La CGT dénonce, depuis des années, l’arrivée d’une pensée lucrative dans ces secteurs, aidée par les politiques publiques qui attaquent sans aucune culpabilité les biens communs que sont la santé et l’action sociale : car les missions des professionnel·les de ce secteur, c’est de « prendre soin de l’autre », qu’il soit en difficulté temporaire, en handicap permanent, ou malade.
Des conditions de travail difficiles et des salaires qui ne sont pas revalorisés
✊ Tout le monde se bat pour le social, le social se bat pour tout le monde !
Les travailleurs·euses du social, médico-social et de la santé privée se sont mobilisé·es aujourd'hui pour alerter sur la situation de leurs métiers. pic.twitter.com/dp6CcuMRvh— La CGT (@lacgtcommunique) April 1, 2025
Laetitia, aide soignante à la SSIAD de Perpignan
Après vingt-neuf années d’ancienneté dans ce secteur, Laetitia regrette que les conditions de travail ne s'améliorent pas et que les salaires ne soient pas revalorisés alors que ces postes sont occupés majoritairement par des femmes.

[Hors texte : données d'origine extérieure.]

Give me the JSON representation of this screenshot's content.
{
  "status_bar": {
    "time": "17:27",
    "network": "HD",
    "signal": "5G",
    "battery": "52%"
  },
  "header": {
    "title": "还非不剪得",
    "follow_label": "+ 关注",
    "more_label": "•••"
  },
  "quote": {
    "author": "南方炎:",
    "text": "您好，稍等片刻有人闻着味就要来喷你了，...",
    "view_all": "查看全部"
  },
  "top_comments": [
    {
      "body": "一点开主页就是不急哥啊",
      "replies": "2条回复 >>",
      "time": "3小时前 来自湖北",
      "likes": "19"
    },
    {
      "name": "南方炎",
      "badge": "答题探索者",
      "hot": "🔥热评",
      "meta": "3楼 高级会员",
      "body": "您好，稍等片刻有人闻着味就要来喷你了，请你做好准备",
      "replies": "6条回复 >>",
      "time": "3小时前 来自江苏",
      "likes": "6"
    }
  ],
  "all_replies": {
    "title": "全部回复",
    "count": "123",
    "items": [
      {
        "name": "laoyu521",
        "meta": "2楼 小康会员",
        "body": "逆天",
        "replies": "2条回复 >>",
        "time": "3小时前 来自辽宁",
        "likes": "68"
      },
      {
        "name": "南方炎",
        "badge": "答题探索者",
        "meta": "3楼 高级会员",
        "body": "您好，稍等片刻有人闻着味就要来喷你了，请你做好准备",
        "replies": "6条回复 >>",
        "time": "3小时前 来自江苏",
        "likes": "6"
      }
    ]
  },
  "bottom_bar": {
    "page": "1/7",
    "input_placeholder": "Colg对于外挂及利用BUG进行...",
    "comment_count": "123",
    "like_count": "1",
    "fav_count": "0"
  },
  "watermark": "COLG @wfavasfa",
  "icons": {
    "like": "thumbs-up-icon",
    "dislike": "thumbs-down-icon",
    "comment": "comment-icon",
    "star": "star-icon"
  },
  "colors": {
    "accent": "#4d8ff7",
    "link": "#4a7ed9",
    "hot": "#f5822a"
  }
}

La première grille de salaire : plus bas que le Smic
Alors que l'amplitude horaire est de douze heures avec un planning fractionné en plus du travail le week-end et les jours fériés, il est difficile de concilier la vie professionnelle et la vie familiale. C’est un secteur précaire avec un taux de pénibilité dans le secteur important pour des métiers en tension avec des problèmes de recrutement.

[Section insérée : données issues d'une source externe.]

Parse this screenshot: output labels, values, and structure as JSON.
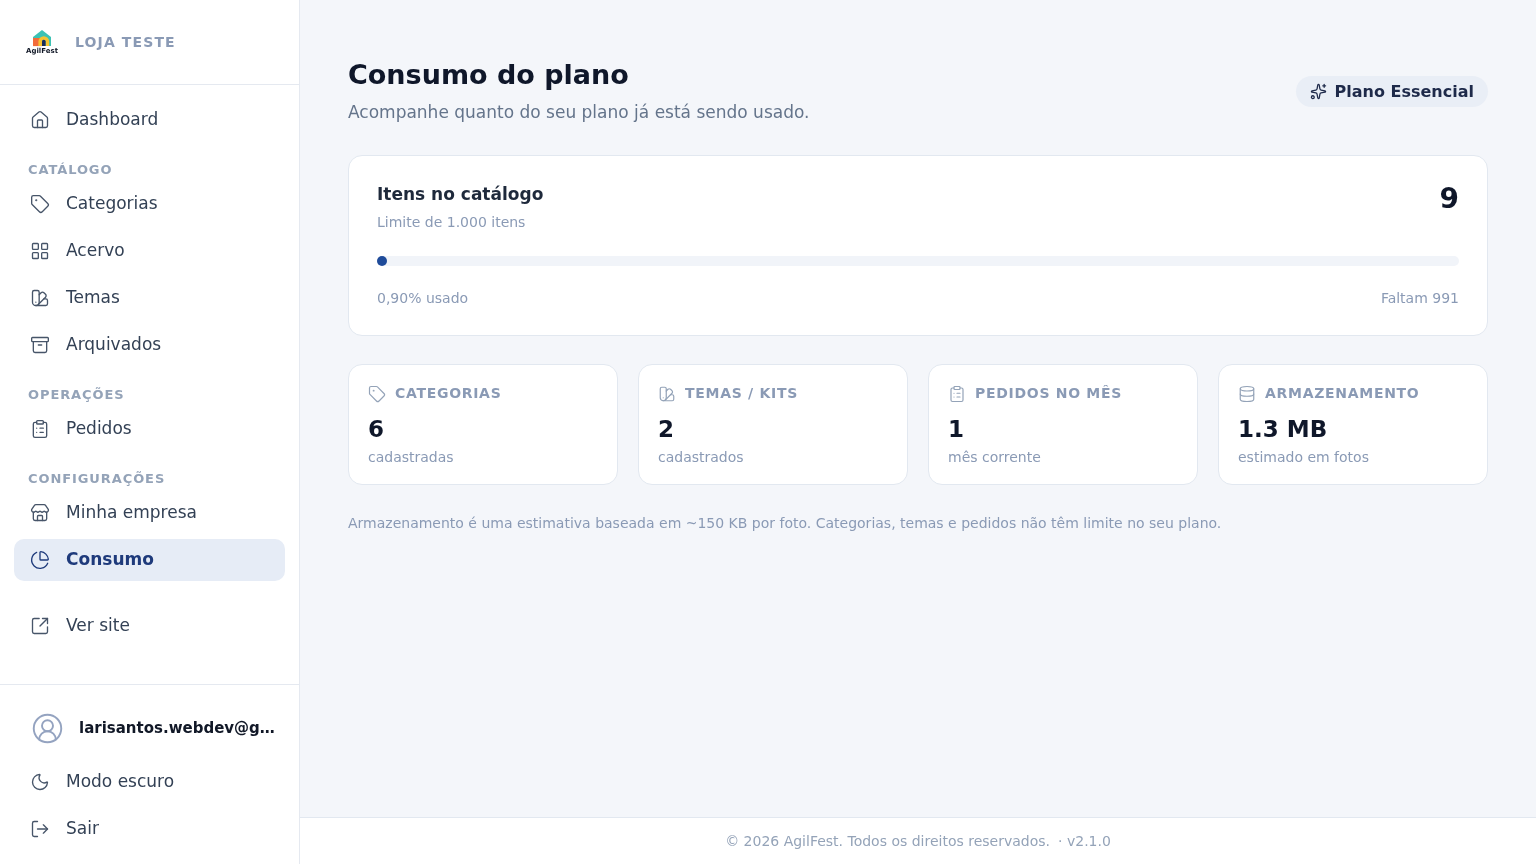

Ludovic, éducateur à l’association ETAI
Il accompagne des adultes en situation de handicap, les guide dans leurs projets professionnels, d’hébergement et les oriente vers des structures pérennes.
Nous avons une mission de service public
Travail pénible, travail en internat, horaires décalés (7 heures - 22 heures), rythme de vie compliqué, dégradation des conditions de vie professionnelle : les conditions de travail se sont détériorées selon Ludovic. L'épuisement, les arrêts maladies et accidents du travail explosent et beaucoup de gens quittent le secteur.

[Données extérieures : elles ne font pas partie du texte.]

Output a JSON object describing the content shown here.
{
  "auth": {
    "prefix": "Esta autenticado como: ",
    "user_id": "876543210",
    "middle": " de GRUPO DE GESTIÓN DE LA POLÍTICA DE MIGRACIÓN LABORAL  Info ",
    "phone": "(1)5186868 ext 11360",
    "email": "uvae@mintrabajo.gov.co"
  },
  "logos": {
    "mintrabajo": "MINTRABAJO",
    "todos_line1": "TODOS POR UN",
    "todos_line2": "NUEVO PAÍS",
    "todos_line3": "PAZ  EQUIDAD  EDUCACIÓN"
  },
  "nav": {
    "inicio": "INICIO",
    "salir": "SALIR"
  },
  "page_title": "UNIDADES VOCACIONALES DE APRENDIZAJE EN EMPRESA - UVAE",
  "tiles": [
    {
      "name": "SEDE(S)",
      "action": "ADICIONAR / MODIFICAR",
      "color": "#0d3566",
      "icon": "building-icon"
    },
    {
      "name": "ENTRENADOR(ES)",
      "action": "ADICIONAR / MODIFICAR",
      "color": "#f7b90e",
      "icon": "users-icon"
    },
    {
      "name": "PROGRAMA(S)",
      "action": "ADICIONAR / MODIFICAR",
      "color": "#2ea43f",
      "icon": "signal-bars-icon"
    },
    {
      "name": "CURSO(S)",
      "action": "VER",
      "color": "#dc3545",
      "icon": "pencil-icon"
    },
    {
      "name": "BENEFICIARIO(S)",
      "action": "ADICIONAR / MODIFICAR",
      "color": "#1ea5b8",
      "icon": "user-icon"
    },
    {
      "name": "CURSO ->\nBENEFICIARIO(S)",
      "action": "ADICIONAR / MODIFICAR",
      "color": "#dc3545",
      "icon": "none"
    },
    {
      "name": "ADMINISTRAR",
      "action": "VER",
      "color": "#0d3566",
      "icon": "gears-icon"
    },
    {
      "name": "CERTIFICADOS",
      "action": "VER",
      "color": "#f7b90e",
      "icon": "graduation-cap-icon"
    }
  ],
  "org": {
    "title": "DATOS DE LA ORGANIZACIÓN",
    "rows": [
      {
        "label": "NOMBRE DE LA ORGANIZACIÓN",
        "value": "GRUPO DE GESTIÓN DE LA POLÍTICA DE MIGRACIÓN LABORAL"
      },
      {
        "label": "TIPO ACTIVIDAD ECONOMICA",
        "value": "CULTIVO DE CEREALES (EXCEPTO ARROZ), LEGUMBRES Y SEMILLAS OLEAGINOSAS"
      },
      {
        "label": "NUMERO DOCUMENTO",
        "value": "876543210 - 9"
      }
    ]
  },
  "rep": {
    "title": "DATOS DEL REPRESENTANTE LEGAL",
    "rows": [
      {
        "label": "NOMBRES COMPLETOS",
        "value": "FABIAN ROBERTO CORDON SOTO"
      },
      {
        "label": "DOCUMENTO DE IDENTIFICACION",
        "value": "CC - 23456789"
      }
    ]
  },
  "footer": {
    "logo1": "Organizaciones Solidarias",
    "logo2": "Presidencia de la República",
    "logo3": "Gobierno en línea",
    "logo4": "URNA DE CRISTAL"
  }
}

Le point d’indice est gelé depuis trente ans
Les salaires n’augmentant pas. Pire : ils diminuent avec l’inflation. Les salarié·es exigent des augmentations de salaires cotisés et non des primes !
Sophie, assistante sociale dans le second degré
Son travail consiste à un suivi global des élèves dans l’établissement – un travail d’équipe avec l’équipe pédagogique et la direction.
Aujourd’hui les conditions de travail sont mauvaises : les assistantes sociales sont chacune sur deux ou trois établissements sur Paris et donc pas suffisamment présentes pour les élèves. Il manque des médecins, des psychologues et des infirmier·es, ce qui provoque un supplément de charge de travail.
Les élèves ont plus que jamais besoin d'accompagnement : anxiété par rapport au monde, à l’environnement et à leur avenir, climat scolaire compliqué…
La CGT porte une autre vision
Elle exige un investissement massif dans le secteur social, médico-social et sanitaire non lucratif. La CGT porte un projet de commission collective unique et étendue (CCUE) de haut niveau, fondé sur la reconnaissance des qualifications et de l’ancienneté, et propose également une mesure de justice sociale et de bon sens : la réduction du temps de travail.
C’est une réponse concrète à l’épuisement professionnel, mais aussi un levier d’attractivité et de qualité pour le secteur. Il est temps de redonner du sens à nos métiers et de construire un avenir digne pour les salarié·es comme pour les personnes accompagnées.